There has been talk of compulsory vaccination. David Salisbury, Director of Immunisation at the UK Department of Health argues that vaccination coverage can be increased by improving immunisation services – but he argues that, even after the MMR scare, compulsory vaccination “was never considered” and “would probably have made matters much worse.” This is clearly an area riven with some ethical complexity.

But where do the public feature in this debate? The decision to immunise appears straightforward to medical professionals but clearly causes considerable anxiety for some parents. Measures to counteract this need to extend beyond simple arguments about ‘improving immunisation services’.  I conducted a study of orthodox Jewish mothers in London to explore the assumption that poor access to immunisation services was the main reason for low uptake of childhood vaccinations. With very large families, often of 9 or more children, it seemed reasonable that it might be difficult to take children to health clinics and that staff at those clinics might lack cultural sensitivity – i.e. that reasons for low rates of immunisation would not be related to mainstream media debates. Members of this community maintained distinct boundaries with outsiders. Unlike the wider population, orthodox Jewish mothers were assumed to be relatively insulated from direct media influence. However many of the mothers I spoke to were just as concerned about the risks of vaccination. As one said,

This [child] hasn’t had the MMR yet, because of all the scares. The other two [children] had everything”.

Another added,

I’m hearing so many different things about [the MMR] that I just don’t know…there’s so much about autism and all these horrible things and measles, mumps and rubella aren’t really deathly [sic] diseases. I’m kind of leaning towards not doing it.

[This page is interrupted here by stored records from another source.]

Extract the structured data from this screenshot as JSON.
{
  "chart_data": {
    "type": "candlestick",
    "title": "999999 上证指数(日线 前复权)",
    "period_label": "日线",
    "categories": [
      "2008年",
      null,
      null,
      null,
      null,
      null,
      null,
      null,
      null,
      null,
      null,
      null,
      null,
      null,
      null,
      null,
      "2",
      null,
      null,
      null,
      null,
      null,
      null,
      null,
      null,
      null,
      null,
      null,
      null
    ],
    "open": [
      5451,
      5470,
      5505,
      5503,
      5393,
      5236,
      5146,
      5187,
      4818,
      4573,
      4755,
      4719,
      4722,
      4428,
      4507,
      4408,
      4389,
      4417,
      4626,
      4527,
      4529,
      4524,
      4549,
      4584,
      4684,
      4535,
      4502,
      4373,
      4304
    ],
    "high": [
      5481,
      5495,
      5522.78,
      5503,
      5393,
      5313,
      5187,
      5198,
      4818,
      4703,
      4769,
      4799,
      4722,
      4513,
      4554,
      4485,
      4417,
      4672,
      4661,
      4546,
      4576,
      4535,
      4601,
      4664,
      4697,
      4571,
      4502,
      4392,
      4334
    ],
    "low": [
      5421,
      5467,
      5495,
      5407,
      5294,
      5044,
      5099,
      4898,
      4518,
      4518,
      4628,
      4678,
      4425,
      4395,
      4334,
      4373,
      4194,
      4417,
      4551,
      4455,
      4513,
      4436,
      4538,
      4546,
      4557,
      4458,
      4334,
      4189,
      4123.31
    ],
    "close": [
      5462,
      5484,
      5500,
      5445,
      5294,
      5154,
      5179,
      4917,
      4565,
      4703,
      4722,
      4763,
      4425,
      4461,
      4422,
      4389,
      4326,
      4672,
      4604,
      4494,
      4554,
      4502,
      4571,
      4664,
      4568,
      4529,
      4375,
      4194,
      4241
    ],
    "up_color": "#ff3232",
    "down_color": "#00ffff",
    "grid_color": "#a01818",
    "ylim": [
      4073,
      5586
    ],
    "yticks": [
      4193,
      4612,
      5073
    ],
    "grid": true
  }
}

In this community social networks were an important source of rumours circulating of adverse reactions to vaccinations. The origins of these rumours were media scares and they were transmitted easily throughout the community regardless of physical proximity. Social networks have an important role to play in creating a culture in which it is ‘normal’ to immunise. The media and specialist health and science correspondents in particular have been blamed for fuelling the 1998 MMR crisis but we know that media can play an equally powerful role in modifying health related behaviour in positive ways. US prime time drama has tackled the topic of immunisation through prosocial storylines. In detective series Law and Order a two year old child is found to have died from encephalitis after she contracts measles from a boy who was not immunised. Producer and paediatrician, Neal Baer explained, “[the story] raised this really interesting question about not only what is your responsibility to your own child but to the community of children. It made the show more complex than ‘I know what’s best for my child’.

Surely the current situation in South Wales could have been predicted and a strategy developed to counteract this ‘legacy’ of misinformation? Perhaps a health communications campaign that addresses wider societal values such as the impact of our actions on a ‘community of children’ rather than emphasising individual choice would be more effective in persuading parents to vaccinate despite their fears.